Closed Lufei-github closed 4 years ago
Our assumption is that the intensity of the learned attention map corresponds to the importance of each pixel in the consistency learning. Ideally, with a suitable attention threshold $\tau_{att}$, we can filter out pixels with small domain gaps and focus more on the noteworthy regions. Figure 4 in the paper provides an intuitional visualization about the learned attention maps. It can be observed that the road category usually attracts more attention compared to the sky regions. This phenomenon is identical to the detailed per-class accuracy in Table 2, where the IoU metric of the road and sky is 31.9 and 58.9 with NoAdapt method, respectively, while it increases to 85.2 and 74.9 after the adaptation.
Since there is no specific consideration on different categories in this framework, the current attention learning may also filter out regions with large domain gaps for some categories by mistake.

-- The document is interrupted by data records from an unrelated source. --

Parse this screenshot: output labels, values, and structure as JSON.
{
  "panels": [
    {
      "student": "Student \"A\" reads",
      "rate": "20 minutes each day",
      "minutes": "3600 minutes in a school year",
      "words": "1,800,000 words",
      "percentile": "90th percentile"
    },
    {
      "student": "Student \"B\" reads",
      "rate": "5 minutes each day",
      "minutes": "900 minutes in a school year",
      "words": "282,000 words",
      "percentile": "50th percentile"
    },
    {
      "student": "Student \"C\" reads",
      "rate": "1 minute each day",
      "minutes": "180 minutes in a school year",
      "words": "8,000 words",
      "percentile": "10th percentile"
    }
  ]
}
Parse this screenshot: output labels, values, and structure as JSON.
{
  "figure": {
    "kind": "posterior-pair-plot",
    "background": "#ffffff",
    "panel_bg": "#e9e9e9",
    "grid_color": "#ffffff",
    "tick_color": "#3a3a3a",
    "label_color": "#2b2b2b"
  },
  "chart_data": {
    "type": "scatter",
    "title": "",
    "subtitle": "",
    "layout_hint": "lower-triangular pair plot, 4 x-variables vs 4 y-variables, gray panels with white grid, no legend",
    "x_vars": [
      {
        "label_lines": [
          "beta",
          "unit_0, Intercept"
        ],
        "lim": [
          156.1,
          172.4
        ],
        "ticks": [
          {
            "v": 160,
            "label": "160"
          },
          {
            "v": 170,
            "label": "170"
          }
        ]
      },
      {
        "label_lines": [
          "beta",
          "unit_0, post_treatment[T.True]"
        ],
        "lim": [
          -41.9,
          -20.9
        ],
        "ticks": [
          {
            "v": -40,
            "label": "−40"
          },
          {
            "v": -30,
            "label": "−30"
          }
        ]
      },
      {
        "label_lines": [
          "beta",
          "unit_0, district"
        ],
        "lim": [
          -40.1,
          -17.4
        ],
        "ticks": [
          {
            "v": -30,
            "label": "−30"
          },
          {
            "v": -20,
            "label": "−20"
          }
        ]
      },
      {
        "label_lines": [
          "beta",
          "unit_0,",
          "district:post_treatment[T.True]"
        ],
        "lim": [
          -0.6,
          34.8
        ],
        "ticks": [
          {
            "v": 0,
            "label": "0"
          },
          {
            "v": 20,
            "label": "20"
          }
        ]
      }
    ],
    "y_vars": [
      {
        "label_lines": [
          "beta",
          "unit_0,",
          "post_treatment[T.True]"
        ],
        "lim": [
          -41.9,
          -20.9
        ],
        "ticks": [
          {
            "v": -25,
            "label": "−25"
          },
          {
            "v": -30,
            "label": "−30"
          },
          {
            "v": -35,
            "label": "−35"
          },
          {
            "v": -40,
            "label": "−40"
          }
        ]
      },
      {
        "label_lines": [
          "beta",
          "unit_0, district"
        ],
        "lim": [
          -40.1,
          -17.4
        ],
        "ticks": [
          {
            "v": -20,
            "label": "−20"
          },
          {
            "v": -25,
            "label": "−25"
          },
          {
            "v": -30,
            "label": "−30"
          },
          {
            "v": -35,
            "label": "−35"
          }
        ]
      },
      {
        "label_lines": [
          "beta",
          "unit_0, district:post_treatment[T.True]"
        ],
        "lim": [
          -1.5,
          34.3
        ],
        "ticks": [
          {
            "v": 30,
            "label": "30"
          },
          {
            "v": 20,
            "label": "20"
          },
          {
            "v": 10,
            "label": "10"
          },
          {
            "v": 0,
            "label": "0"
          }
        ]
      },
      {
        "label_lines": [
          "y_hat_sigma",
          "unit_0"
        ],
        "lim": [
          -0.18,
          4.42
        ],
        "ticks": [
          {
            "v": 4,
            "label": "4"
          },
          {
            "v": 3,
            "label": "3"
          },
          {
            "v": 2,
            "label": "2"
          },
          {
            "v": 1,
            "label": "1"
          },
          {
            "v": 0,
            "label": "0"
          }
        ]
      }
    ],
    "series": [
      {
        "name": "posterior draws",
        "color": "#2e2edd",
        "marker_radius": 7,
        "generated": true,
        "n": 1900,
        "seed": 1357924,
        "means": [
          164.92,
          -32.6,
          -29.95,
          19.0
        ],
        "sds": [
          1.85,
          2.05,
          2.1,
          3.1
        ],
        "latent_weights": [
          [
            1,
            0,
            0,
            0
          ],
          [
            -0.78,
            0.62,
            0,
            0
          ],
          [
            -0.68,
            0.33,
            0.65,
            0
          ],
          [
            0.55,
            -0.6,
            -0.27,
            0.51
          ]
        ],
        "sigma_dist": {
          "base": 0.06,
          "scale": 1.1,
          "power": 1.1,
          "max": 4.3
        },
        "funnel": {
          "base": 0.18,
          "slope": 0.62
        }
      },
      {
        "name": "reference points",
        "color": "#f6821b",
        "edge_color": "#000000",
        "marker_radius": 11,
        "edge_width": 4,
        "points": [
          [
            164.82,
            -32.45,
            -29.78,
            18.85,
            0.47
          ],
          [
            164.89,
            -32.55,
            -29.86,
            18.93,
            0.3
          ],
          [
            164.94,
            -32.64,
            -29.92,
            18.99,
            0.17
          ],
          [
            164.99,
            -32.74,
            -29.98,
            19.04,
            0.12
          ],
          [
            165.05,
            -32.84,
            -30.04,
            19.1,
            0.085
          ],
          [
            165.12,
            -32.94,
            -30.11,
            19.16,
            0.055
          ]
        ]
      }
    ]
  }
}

Thank you for your quickly reply and such a detailed explanation! It really solved some of my confusion!
You says "different regions in the images usually correspond to different levels of domain gap",I agree with you definitely!
Then you says "we introduce the attention mechanism into the proposed framework to generate attention-aware features".
After reading your paper and the code. I know you design an attention module in the segmentation network, and you use avgpool, UpsamplingBilinear2d, interpolation, aconv, sigmoid to build this module and get a mask, if the mask bigger than threshold 0.3(for example),then got 1,otherwise got 0.Then you obtain a M, You multiply M and consistency loss to selectively calculate the consistency loss.
But now I have a small question about the attention module. Why mask bigger than 0.3, then we focus on this pixel, and smaller than 0.3, then we ignore this pixel? Why your attention module can focus larger levels of domain gap and ignore smaller levels of domain gap? How do you make sure M can filter out the insignificant pixel?